Qu’as-tu fait comme actions par rapport à ton business?
J’ai arrêté la communication pendant une semaine. On ne m’a quasiment pas vue sur les réseaux sociaux à part, le minimum syndical qui était la promotion de la newsletter que j’ai maintenue. C’est ce que j’aime et je trouvais que ce n’était pas pertinent d’un point de vue entrepreneurial de tout arrêter. Il y a le contenu, dans La vraie dose, mais il y a aussi le rendez-vous du lundi, c’est ce qui fait sa force. Je ne voulais pas lâcher ma communauté. À part ça, quasiment invisible sur les réseaux parce que j’avais besoin de digérer. J’avais peur de mal dire les choses, de les dire trop tôt. Je pense que c’est bien de se taire parfois. Je n’avais pas non plus envie de recevoir des avis dans les commentaires ou les messages privés. Les réseaux sociaux, c’est syndrome du sauveurland et je voulais avoir la paix. Donc ma marque s’est tue et j’ai fait ma vie.

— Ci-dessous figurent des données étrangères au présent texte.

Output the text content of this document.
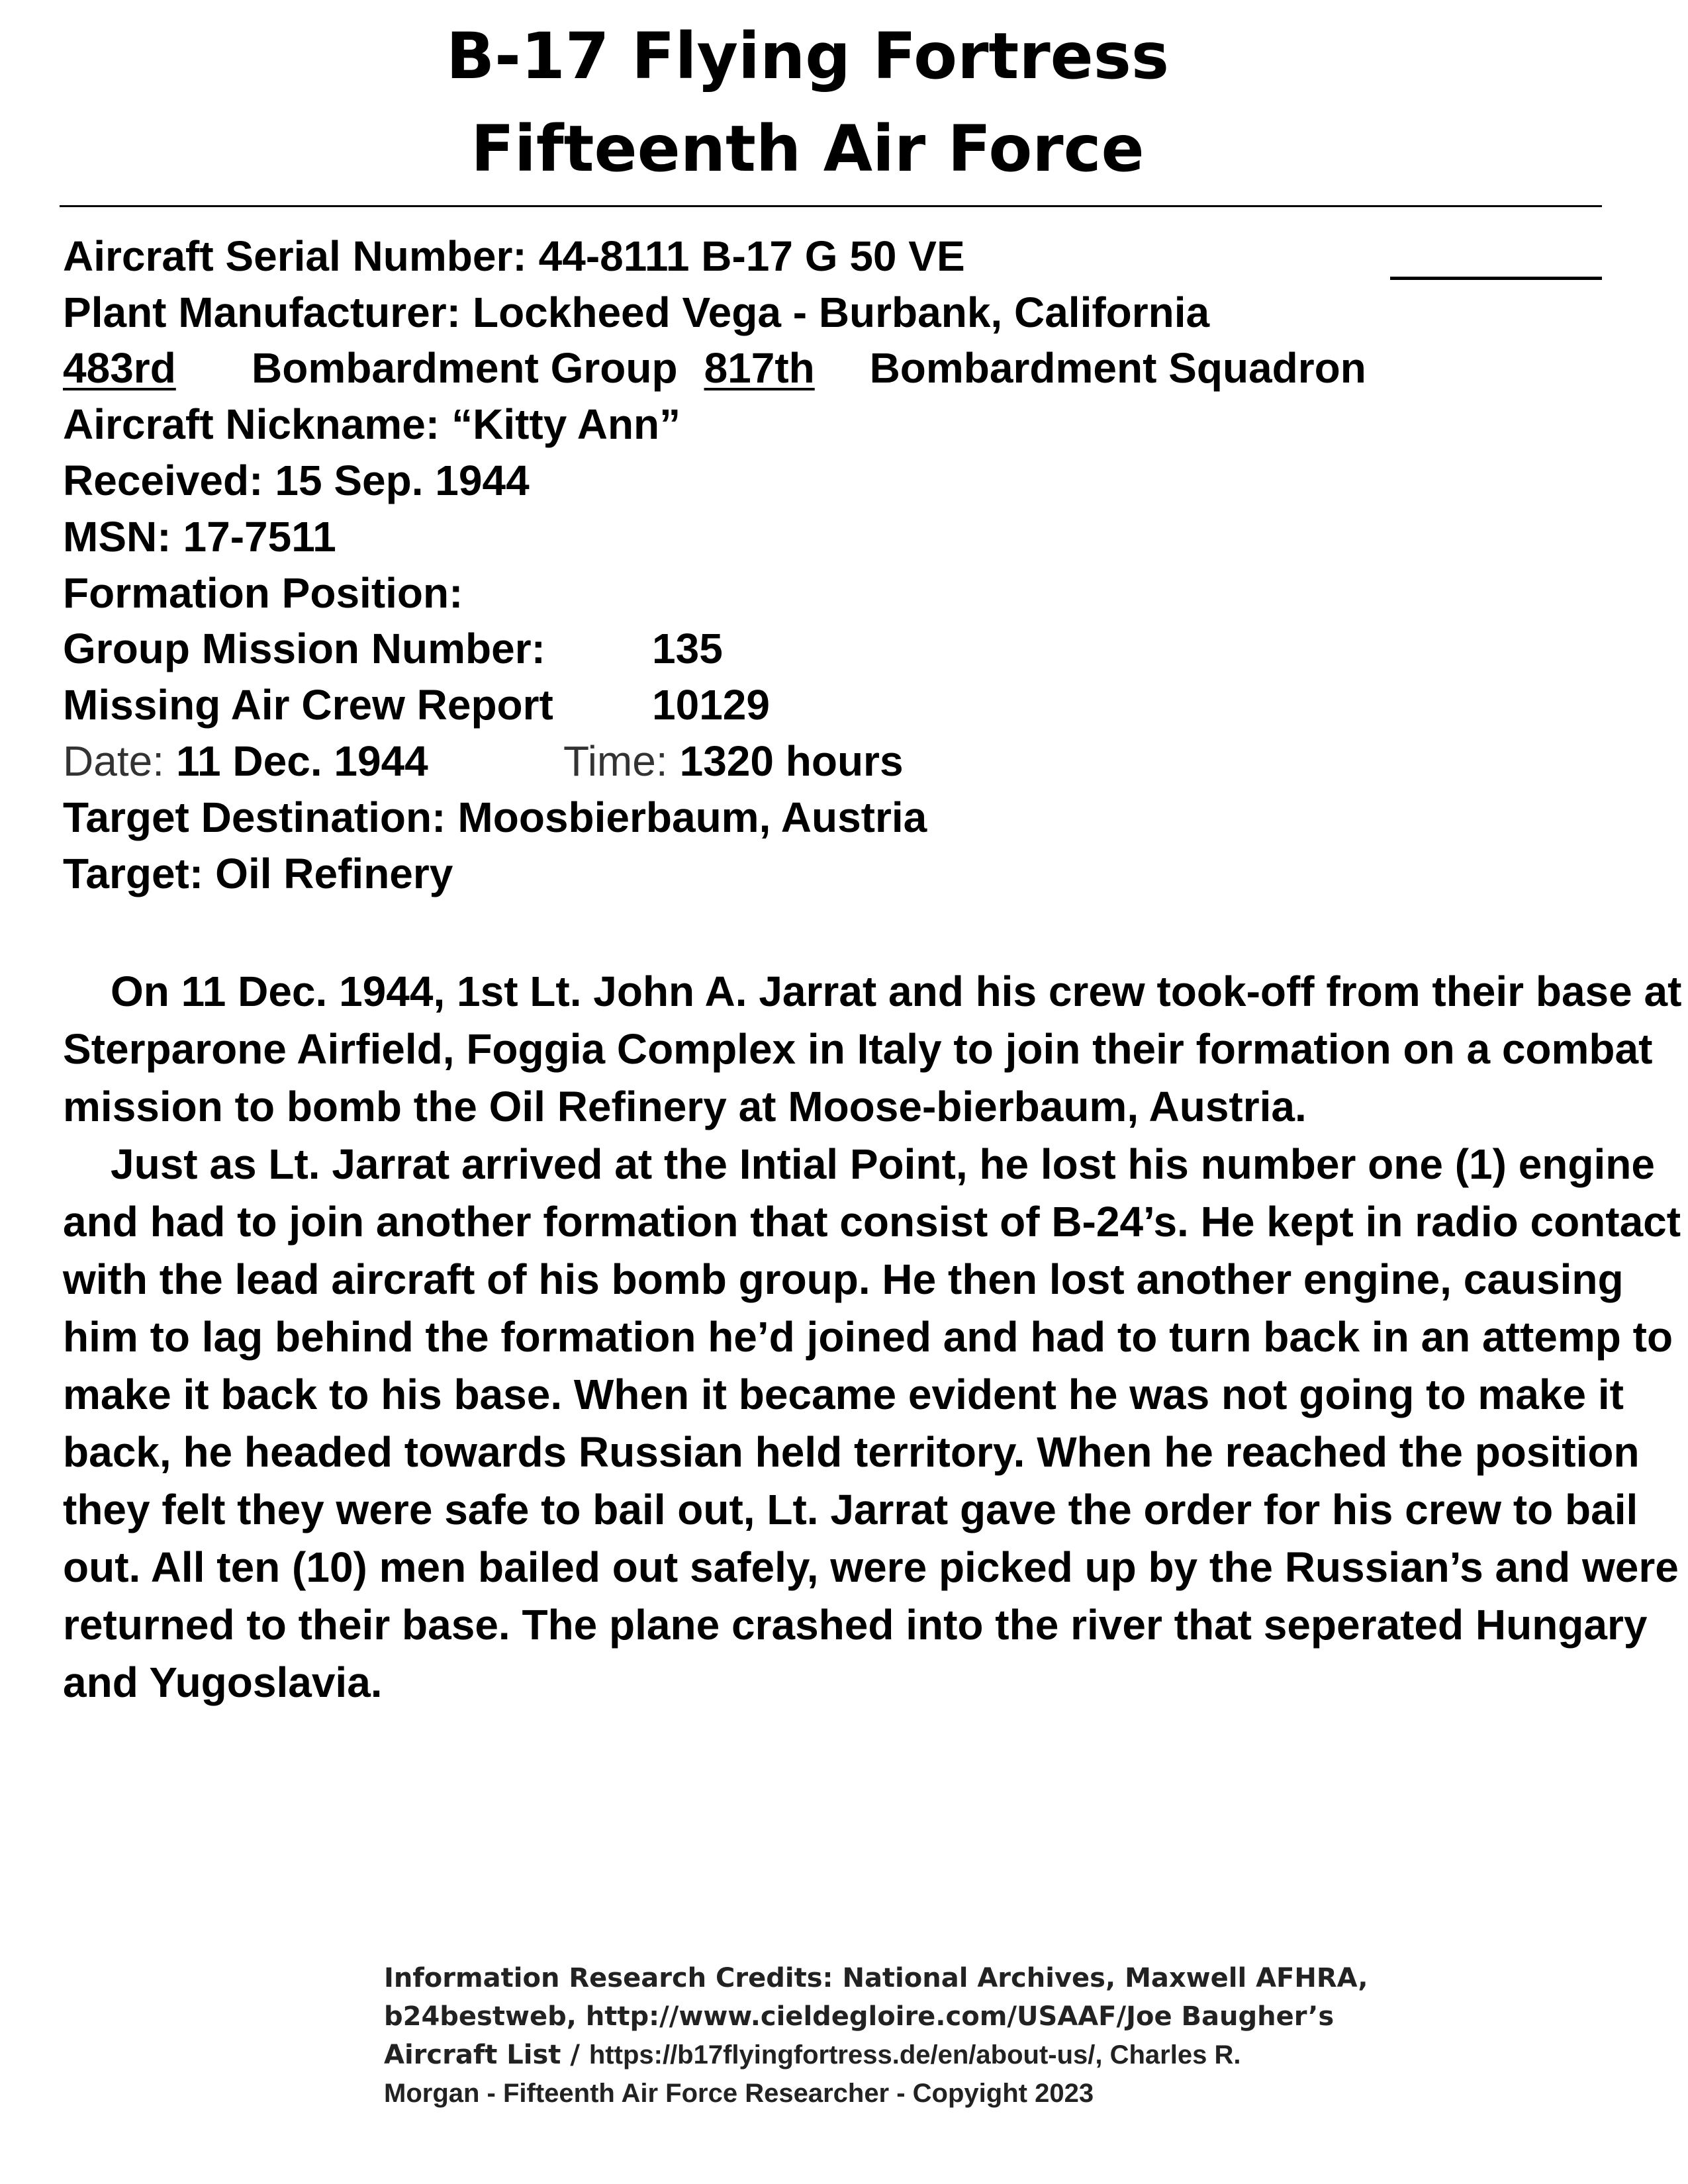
B-17 Flying Fortress
Fifteenth Air Force
Aircraft Serial Number: 44-8111 B-17 G 50 VE
Plant Manufacturer: Lockheed Vega - Burbank, California
483rd Bombardment Group 817th Bombardment Squadron
Aircraft Nickname: “Kitty Ann”
Received: 15 Sep. 1944
MSN: 17-7511
Formation Position:
Group Mission Number:	135
Missing Air Crew Report 10129
Date: 11 Dec. 1944	Time: 1320 hours
Target Destination: Moosbierbaum, Austria
Target: Oil Refinery

On 11 Dec. 1944, 1st Lt. John A. Jarrat and his crew took-off from their base at Sterparone Airfield, Foggia Complex in Italy to join their formation on a combat mission to bomb the Oil Refinery at Moose-bierbaum, Austria.

Just as Lt. Jarrat arrived at the Intial Point, he lost his number one (1) engine and had to join another formation that consist of B-24’s. He kept in radio contact with the lead aircraft of his bomb group. He then lost another engine, causing him to lag behind the formation he’d joined and had to turn back in an attemp to make it back to his base. When it became evident he was not going to make it back, he headed towards Russian held territory. When he reached the position they felt they were safe to bail out, Lt. Jarrat gave the order for his crew to bail out. All ten (10) men bailed out safely, were picked up by the Russian’s and were returned to their base. The plane crashed into the river that seperated Hungary and Yugoslavia.

Information Research Credits: National Archives, Maxwell AFHRA,
b24bestweb, http://www.cieldegloire.com/USAAF/Joe Baugher’s
Aircraft List / https://b17flyingfortress.de/en/about-us/, Charles R.
Morgan - Fifteenth Air Force Researcher - Copyight 2023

Quelques jours après, j’ai fait disparaitre quelques bouts de mon site Internet relatif à mes derniers lancements. En gros, mes actions concrètes ont été de me planquer et de bosser en mode stratégique.
Silence sur les réseaux et tu épures ton offre, c’est ça?
Exactement ça, une période d’épuration.
Et après?
J’ai tranquillement repris le rythme. Je suis redevenue visible sur les réseaux et j’ai même parlé de mon sentiment en tant qu’entrepreneuse par rapport à ce confinement. J’ai dit que je repartais pour un tour. Je laissais tomber tous les trucs que j’avais lancés et j’allais à la simplicité. Ce qui me ramène des sous et ce qui me plait. J’ai eu la chance de faire des ateliers pour les incubateurs de la French Tech sur mon domaine de consulting, le personal branding et la création de contenu et communautés. J’ai maintenu parce que ça me plait, mais je n’ai pas lancé un site sur la partie conseils. J’ai lancé un financement participatif sur Utip, également en mode minimaliste.
Comment vois-tu le futur aujourd’hui?
Cette question me mal à l’aise. Je navigue à vue et j’assume. J’arrête de vouloir monter un gros truc. C’est bien d’avoir de l’ambition. Mais c’est bien aussi d’avoir les pieds sur terre, de ne pas la transformer en une injonction toxique à vouloir toujours plus, sans se rendre compte des trucs bien qui se passent déjà aujourd’hui. Je me recentre donc sur la base de mon projet et j’arrête de me stresser. On parle beaucoup de la vision de l’entrepreneur et de son importance, mais dans cette période, c’est important de savoir accepter l’incertitude. Même si j’avais quinze ans d’expérience, il faudrait avoir l’humilité intellectuelle de dire : « Je ne sais pas » et c’est OK.
En quoi ça va changer ta façon de travailler?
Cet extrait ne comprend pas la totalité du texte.